For the second year in a row, the Nebraska Beef Council hosted the Beef Leadership Experience in and around Kearney, January 15-19. Five college students had the opportunity to attend the weeklong experience, where they get to see behind the scenes of the cattle industry in many ways.
Participants this year included Mattison Beattie of Sumner; Ainsley Fischer of Franktown, Colorado; Jaylea Pope of Ravenna; Noah Summers of Gibbon; and Emelia Rourke of Waverly. All attendees are currently college students studying animal science at the University of Nebraska Lincoln.
The Beef Leadership Experience was a great way for students interested in the beef industry to gain a better understanding of all the segments and working parts that go into supplying beef to consumers from pasture to plate. It also allowed the students to learn about the work of the Beef Checkoff from nutrition education, advertising, promotion and beef research.
Mattison Beattie reflected on how practical the experience was for her.
“This was one on my favorite industry experiences,” said Beattie. “We gained a load of useful knowledge and were able to build strong relationships with fellow students, industry leaders and the Beef Council staff.”
Since much of the work within the industry is done behind the scenes, this opportunity allowed the students to experience first-hand how a feedlot operates, the process at a packing plant, the beef product distribution logistics, and how consumers purchase beef at a grocery store. Having a broader understanding of the entire beef supply chain will hopefully help the students be better prepared for their future careers.
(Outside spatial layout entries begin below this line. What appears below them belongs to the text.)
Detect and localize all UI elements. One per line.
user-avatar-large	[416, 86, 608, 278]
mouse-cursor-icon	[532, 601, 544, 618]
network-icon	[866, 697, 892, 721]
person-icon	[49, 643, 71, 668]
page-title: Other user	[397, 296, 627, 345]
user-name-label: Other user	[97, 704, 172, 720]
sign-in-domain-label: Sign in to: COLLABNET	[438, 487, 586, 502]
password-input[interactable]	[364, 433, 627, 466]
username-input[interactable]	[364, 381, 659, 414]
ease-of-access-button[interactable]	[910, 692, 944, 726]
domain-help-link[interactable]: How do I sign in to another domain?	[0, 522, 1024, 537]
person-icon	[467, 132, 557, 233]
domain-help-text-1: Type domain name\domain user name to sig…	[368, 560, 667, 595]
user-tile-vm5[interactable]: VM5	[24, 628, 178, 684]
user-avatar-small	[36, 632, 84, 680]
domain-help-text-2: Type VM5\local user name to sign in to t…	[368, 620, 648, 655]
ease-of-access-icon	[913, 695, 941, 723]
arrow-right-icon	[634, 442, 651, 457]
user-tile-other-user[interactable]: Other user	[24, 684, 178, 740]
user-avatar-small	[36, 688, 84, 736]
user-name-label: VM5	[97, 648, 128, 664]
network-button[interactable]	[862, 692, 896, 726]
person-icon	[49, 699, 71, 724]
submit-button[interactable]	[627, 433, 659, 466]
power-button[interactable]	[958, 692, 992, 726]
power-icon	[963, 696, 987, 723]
Nebraska Beef Council Director of Nutrition and Education Mitch Rippe helped with consumer information and shopping for a beef-based meal that the students prepared themselves. Rippe said this year’s group of students was great to work with.
“Students were surprised and impressed by the back-end of things that they were never really aware of before,” said Rippe. “They leaned in heavily to the Ag advocacy standpoint and enjoyed listening to Jesse Fulton about BQA and Chandler Mulvaney at NCBA (a contractor to the Nebraska Beef Council).”
The Beef Leadership Experience is also a way that the industry is preparing for the future. The need for volunteers to fill leadership roles continues to increase as many beef producers are approaching retirement. Whether the students want to go back to the ranch, work within the supply chain, or become advocates and communication specialists, it’s essential that they be involved in the organizations that protect and pave the future for the industry.